日本の大手銀行の再編は収益性向上に寄与するが、引き続き課題も《ムーディーズの業界分析》
花立真紀
サマリーオピニオン
日本の大手銀行の再編については、2006年1月の東京三菱銀行とUFJ銀行の統合の後、ここ数年間大きな動きはなかった。しかしながら、昨年の後半、新生銀行(預金格付けBaa1/P-2、銀行財務格付けD+、現在引き下げの方向で見直し中)と、あおぞら銀行(預金格付けBaa1/P-2、銀行財務格付けD+)、ならびに住友信託銀行(預金格付けAa3/P-1,銀行財務格付けC)と中央三井トラスト・ホールディングスの経営統合の発表が相次いでおり、日本の銀行業界において新たな再編の動きが出てきた。
こうした再編の背景の1つには、世界的な金融危機以降、特にメガバンクに比べて比較的規模の小さい邦銀を取り巻く事業環境が、規制も含めて厳しさを増していることにある。

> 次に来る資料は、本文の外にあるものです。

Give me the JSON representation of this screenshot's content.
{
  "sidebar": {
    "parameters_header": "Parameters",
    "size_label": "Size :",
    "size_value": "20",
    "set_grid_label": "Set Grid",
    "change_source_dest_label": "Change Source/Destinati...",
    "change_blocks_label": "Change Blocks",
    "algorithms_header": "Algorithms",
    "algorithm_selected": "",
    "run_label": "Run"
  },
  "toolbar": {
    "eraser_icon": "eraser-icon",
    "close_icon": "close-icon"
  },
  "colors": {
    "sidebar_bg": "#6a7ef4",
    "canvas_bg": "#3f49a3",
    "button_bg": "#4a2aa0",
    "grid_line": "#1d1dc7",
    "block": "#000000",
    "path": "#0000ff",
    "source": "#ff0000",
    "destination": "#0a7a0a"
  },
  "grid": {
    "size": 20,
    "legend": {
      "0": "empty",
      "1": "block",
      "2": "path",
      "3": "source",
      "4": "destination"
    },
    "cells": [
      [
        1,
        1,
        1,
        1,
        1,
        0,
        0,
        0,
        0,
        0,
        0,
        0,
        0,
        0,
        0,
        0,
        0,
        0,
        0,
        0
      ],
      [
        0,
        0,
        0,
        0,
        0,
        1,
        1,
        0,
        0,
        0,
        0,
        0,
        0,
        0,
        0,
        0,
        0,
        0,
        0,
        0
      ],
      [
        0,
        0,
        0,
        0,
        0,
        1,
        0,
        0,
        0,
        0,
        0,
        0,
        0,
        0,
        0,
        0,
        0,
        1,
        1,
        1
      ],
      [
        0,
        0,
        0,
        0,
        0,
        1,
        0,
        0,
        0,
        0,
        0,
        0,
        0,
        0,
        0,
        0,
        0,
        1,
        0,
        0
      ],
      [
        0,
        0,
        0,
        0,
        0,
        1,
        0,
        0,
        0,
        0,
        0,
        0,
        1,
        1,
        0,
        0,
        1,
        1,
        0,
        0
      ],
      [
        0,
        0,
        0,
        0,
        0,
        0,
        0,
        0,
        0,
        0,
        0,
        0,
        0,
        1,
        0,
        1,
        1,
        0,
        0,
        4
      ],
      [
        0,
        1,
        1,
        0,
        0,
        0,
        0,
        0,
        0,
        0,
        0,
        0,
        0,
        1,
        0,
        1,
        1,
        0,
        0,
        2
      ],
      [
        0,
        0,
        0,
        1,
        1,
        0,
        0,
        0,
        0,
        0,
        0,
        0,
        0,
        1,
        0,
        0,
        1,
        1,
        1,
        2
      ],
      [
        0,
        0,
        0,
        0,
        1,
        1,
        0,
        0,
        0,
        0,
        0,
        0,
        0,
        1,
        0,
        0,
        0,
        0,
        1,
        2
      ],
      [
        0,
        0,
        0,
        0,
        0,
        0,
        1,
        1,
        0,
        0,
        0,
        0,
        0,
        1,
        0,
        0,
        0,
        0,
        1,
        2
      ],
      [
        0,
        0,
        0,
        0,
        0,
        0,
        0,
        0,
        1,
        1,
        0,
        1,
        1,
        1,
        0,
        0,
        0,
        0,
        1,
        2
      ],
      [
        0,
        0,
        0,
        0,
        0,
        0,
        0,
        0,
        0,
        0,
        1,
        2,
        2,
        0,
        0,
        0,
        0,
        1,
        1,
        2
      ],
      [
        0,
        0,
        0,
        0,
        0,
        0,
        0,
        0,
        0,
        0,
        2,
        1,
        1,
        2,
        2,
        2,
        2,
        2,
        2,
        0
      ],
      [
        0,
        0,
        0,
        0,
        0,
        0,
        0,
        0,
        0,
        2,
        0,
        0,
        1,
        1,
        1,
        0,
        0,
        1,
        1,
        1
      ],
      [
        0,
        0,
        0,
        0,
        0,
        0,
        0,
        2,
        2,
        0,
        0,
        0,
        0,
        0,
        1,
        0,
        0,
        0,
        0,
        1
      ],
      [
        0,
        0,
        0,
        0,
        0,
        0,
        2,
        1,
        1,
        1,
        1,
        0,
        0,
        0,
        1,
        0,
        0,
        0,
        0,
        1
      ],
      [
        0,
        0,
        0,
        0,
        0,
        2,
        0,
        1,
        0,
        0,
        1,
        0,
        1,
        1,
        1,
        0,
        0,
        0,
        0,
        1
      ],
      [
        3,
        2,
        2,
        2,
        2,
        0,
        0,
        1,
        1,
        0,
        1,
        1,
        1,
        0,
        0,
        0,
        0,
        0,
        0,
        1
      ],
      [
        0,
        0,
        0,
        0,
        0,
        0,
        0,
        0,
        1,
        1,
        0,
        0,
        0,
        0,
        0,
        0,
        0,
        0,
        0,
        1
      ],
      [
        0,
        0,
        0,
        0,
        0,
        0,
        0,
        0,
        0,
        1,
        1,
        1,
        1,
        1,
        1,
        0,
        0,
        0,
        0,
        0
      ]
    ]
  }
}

これら銀行のフランチャイズならびに収益機会が、今後も制約を受ける可能性があり、規模の経済を働かせることにより、注力している特定分野において競争力をより高めることが必要である、との経営陣の意識の変化も背景にあるものと思われる。
ムーディーズでは、日本の銀行業界における大手行の再編は、フランチャイズの強化、顧客基盤の拡大、ならびにコスト削減によるコスト競争力の向上などにより、統合後の銀行にとって中長期的にはある程度、収益の向上をもたらす可能性があるとみている。
一方、さらなる統合は、銀行システムのマクロ経済への感応度(例えば金利リスクなど)をさらに高める可能性がある。というのも、統合後の銀行は、おおかた似通ったリスク管理、ならびにバランスシート構造(多額の日本国債のポートフォリオを有する)を持つことになるからである。